一方で、あなたのこだわりもしっかり伝えましょう。最低条件として、マネージャーポジション以上の職位ではないと転職を希望しない場合は、はっきりとあなたの求めている条件(こだわり)を伝えるべきです。
(B)目指していること例:役割と責任
企業側は面接を通して候補者の経験値を評価し、候補者が求める条件などを考慮しながら、役割や職責を確定させる場合が多々あります。また、「既存の事業部だけではなく、現在計画している新規事業もマネージしたい」という希望や、「20名以上のスタッフマネージメントができるポジションを目指している」など具体的なイメージを伝えることで、仮に入社時に条件が整わなかったとしても、そのプランが将来的に実現可能なのかを話し合う機会が生まれるでしょう。
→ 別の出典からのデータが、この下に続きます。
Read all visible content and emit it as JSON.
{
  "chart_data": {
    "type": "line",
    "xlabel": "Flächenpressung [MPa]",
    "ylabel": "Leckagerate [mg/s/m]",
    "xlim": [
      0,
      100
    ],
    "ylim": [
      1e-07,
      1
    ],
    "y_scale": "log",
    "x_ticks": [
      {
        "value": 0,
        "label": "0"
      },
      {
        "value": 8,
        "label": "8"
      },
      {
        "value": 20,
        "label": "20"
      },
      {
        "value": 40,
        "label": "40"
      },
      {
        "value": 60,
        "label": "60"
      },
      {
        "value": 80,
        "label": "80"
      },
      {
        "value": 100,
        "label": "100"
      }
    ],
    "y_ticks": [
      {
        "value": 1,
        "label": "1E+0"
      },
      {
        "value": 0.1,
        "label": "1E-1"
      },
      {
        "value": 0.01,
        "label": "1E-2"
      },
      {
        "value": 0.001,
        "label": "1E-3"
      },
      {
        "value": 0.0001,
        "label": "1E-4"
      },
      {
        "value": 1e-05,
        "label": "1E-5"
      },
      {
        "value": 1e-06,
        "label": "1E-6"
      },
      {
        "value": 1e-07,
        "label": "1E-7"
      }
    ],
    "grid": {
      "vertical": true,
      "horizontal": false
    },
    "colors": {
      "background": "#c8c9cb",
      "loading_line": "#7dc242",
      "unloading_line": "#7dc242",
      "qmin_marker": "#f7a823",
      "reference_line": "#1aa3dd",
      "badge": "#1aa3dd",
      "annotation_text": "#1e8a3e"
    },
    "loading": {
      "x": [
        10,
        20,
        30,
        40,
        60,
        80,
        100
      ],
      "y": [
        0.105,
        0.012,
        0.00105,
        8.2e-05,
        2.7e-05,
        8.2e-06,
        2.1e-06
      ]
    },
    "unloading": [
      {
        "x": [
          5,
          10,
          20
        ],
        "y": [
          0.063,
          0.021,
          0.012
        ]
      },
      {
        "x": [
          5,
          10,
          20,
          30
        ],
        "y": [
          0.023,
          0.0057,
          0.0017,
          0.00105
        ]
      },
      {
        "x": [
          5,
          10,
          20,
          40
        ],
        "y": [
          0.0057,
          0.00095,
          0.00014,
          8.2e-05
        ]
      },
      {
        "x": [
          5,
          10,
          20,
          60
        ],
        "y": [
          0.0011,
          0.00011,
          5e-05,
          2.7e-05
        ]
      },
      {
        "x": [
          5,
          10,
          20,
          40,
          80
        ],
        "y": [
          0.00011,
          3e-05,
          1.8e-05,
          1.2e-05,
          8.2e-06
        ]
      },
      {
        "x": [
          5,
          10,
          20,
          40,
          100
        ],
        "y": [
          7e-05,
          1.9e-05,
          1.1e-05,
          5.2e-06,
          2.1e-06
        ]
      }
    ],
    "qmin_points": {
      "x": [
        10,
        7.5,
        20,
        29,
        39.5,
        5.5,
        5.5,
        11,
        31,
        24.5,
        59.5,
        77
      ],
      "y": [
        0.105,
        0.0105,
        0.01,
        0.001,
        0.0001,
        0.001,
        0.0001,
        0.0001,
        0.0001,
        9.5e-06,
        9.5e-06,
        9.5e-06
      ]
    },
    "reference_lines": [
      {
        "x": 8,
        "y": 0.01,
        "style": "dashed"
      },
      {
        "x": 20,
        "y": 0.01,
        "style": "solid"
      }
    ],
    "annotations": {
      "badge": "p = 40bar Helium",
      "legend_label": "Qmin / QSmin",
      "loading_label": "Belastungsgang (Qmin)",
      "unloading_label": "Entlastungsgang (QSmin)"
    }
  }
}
この(A)と(B)に関しては、極めて重要な条件であり、転職エージェント経由で応募している場合は、面接時に正しい情報が伝わっているか、エージェントを通して確認することで「ニュアンスの違い」から発生するミスコミュニケーションを防ぐことができます。
(C) キャリア実現に必要なこと例:評価制度
あなたの希望を伝えるだけではなく、企業の評価制度や社内異動制度を確認することも必要です。たとえば、現在どのような制度が導入されているのか、昇格や降格、異動の条件などもヒアリングし、あなたのキャリアプランが実現可能かどうかを判断しましょう。
同時に過去の実績面の確認として、この評価制度を通して、どのような社員が昇格されたのかを確認すると、制度の利用状況も理解できます。もし転職エージェントを通して転職活動をしている場合は、可能な範囲で情報開示をリクエストすることをお勧めします。